I agree with plaintiff that it was damaged in Mobile by delivery of the contaminated cornmeal “to the extent of the difference between unadulterated cornmeal and the cornmeal unadulterated by rodent excreta.” This is unaffected by the shipowner’s breach of its contract and the further damage to the contaminated meal from mold fungus. Had defendant performed its obligations the shipowner’s liability would have been the difference in value between unadulterated meal and meal contaminated by mold fungus.
The majority decision leaves defendant with the price plaintiff paid it for processing uncontaminated meal, plaintiff with the greatly diminished if not destroyed liability of the shipowner for its breach, and settles the loss on plaintiff, the only innocent person involved.
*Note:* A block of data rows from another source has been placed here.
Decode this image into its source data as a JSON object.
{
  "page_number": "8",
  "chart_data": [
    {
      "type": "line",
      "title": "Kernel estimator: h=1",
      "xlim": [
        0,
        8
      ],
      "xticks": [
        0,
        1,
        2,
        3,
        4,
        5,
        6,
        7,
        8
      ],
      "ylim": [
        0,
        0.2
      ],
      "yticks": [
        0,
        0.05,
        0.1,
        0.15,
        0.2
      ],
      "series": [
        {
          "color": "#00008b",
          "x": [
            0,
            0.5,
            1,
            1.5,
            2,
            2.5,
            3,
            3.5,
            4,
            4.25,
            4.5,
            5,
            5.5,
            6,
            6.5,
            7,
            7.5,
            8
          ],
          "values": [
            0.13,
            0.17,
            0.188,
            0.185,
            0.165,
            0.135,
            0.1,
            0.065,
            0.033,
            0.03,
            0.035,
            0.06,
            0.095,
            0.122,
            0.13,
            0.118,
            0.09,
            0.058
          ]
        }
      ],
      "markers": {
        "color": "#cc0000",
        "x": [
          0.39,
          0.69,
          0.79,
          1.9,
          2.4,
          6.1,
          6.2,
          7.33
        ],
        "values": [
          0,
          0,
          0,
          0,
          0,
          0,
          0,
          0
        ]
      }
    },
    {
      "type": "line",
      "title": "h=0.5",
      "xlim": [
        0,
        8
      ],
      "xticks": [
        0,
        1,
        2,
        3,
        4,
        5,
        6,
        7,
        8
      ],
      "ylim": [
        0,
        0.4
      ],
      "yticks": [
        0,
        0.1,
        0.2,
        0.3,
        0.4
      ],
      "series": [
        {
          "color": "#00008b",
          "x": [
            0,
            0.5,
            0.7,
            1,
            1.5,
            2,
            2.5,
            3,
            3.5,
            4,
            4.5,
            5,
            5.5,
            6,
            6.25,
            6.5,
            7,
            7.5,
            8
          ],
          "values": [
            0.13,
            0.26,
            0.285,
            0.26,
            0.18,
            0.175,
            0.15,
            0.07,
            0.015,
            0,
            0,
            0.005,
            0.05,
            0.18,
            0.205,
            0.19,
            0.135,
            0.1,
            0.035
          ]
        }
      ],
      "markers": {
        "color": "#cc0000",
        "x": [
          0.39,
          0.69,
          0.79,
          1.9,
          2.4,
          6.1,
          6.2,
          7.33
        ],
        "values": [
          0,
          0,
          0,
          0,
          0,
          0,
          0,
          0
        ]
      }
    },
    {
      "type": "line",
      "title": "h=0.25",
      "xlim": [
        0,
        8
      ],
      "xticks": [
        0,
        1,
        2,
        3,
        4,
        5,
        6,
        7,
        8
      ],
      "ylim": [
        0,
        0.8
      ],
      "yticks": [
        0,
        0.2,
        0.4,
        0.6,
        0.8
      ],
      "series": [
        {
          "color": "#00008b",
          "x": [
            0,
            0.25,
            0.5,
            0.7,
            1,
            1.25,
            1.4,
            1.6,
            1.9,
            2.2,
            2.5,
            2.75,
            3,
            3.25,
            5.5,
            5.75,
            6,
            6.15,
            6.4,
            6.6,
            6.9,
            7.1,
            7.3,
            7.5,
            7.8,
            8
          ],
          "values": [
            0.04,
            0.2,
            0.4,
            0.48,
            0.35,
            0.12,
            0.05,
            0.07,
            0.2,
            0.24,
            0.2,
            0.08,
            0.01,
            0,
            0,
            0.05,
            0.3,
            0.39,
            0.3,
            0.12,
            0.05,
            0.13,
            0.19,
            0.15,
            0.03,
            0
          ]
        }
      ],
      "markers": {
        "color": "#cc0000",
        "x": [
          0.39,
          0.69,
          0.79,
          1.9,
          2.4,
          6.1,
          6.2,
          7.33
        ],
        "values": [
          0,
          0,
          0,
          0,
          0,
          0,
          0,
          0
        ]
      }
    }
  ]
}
In my opinion there was a genuine issue of material fact made or offered by the answers to interrogatories, the inspection certificate, and the admitted contract price paid for processing uncontaminated corn into meal. Plaintiff was damaged at Mobile and should not be precluded from trial upon the facts against defendant, who caused the damage, because a third party caused further damage or because the damage might be slight. See Corbin on Contracts § 1001 (1964 ed.) Defendant could show at a trial whatever was relevant in mitigation.

. As the Notes of the Advisory Committee on the Federal Rules of Civil Procedure point out, in regard to the amendment to subsection (e) of Rule 56, effective July 1, 1963, “where the evidentiary matter in support of the motion does not establish the absence of a genuine issue, summary judgment must be denied even if no opposing evidentiary matter is presented.” 28 U.S.C.A. (Supp.1964) pp. 71-72.